Configuring AI-Specific Policies
Create policies that account for token-based billing:
<policies>
<inbound>
<base />
<!-- Extract token count from request -->
<set-variable name="requestTokens" value="@{
var body = context.Request.Body.As<JObject>();
var messages = body["messages"] as JArray;
int tokens = 0;
foreach (var msg in messages) {
tokens += msg["content"].ToString().Length / 4; // Rough estimate
}
return tokens;
}" />
<!-- Token-based rate limiting -->
<rate-limit-by-key
calls="1000"
renewal-period="60"
counter-key="@(context.Subscription.Id)"
increment-condition="@(true)"
increment-count="@((int)context.Variables["requestTokens"])" />
<!-- Daily quota per subscription -->
<quota-by-key
calls="100000"
bandwidth="0"
renewal-period="86400"
counter-key="@(context.Subscription.Id)" />
<!-- Cost tracking header -->
<set-header name="X-Token-Estimate" exists-action="override">
<value>@((string)context.Variables["requestTokens"])</value>
</set-header>
</inbound>
<outbound>
<base />
<!-- Track actual usage from response -->
<set-variable name="responseTokens" value="@{
var body = context.Response.Body.As<JObject>();
return body["usage"]?["total_tokens"]?.Value<int>() ?? 0;
}" />
<!-- Log to Event Hub for billing -->
<log-to-eventhub logger-id="ai-usage-logger">@{
return new JObject(
new JProperty("subscriptionId", context.Subscription.Id),
new JProperty("operation", context.Operation.Id),
new JProperty("tokensUsed", context.Variables["responseTokens"]),
new JProperty("timestamp", DateTime.UtcNow)
).ToString();
}</log-to-eventhub>
</outbound>
</policies>
Implementing Tiered Access
Different subscription tiers get different limits:
<choose>
<when condition="@(context.Product.Name == "Enterprise")">
<rate-limit-by-key calls="10000" renewal-period="60"

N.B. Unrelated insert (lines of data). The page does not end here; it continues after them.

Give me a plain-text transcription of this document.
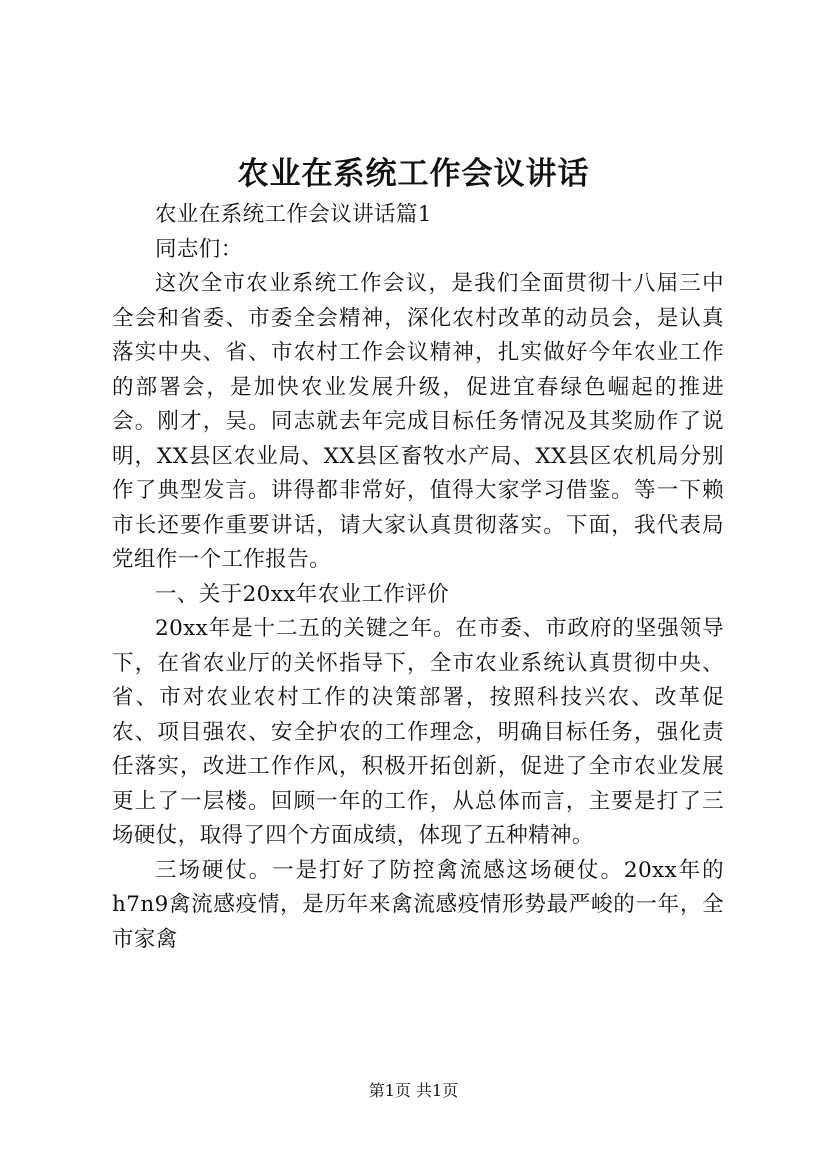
农业在系统工作会议讲话

农业在系统工作会议讲话篇1

同志们：

这次全市农业系统工作会议，是我们全面贯彻十八届三中全会和省委、市委全会精神，深化农村改革的动员会，是认真落实中央、省、市农村工作会议精神，扎实做好今年农业工作的部署会，是加快农业发展升级，促进宜春绿色崛起的推进会。刚才，吴。同志就去年完成目标任务情况及其奖励作了说明，XX县区农业局、XX县区畜牧水产局、XX县区农机局分别作了典型发言。讲得都非常好，值得大家学习借鉴。等一下赖市长还要作重要讲话，请大家认真贯彻落实。下面，我代表局党组作一个工作报告。

一、关于20xx年农业工作评价

20xx年是十二五的关键之年。在市委、市政府的坚强领导下，在省农业厅的关怀指导下，全市农业系统认真贯彻中央、省、市对农业农村工作的决策部署，按照科技兴农、改革促农、项目强农、安全护农的工作理念，明确目标任务，强化责任落实，改进工作作风，积极开拓创新，促进了全市农业发展更上了一层楼。回顾一年的工作，从总体而言，主要是打了三场硬仗，取得了四个方面成绩，体现了五种精神。

三场硬仗。一是打好了防控禽流感这场硬仗。20xx年的h7n9禽流感疫情，是历年来禽流感疫情形势最严峻的一年，全市家禽

第1页 共1页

counter-key="@(context.Subscription.Id)" />
</when>
<when condition="@(context.Product.Name == "Professional")">
<rate-limit-by-key calls="1000" renewal-period="60"
counter-key="@(context.Subscription.Id)" />
</when>
<otherwise>
<rate-limit-by-key calls="100" renewal-period="60"
counter-key="@(context.Subscription.Id)" />
</otherwise>
</choose>
Monitoring and Alerts
Configure Azure Monitor alerts when subscriptions approach quota limits. Provide self-service usage dashboards so customers can track their consumption and plan accordingly.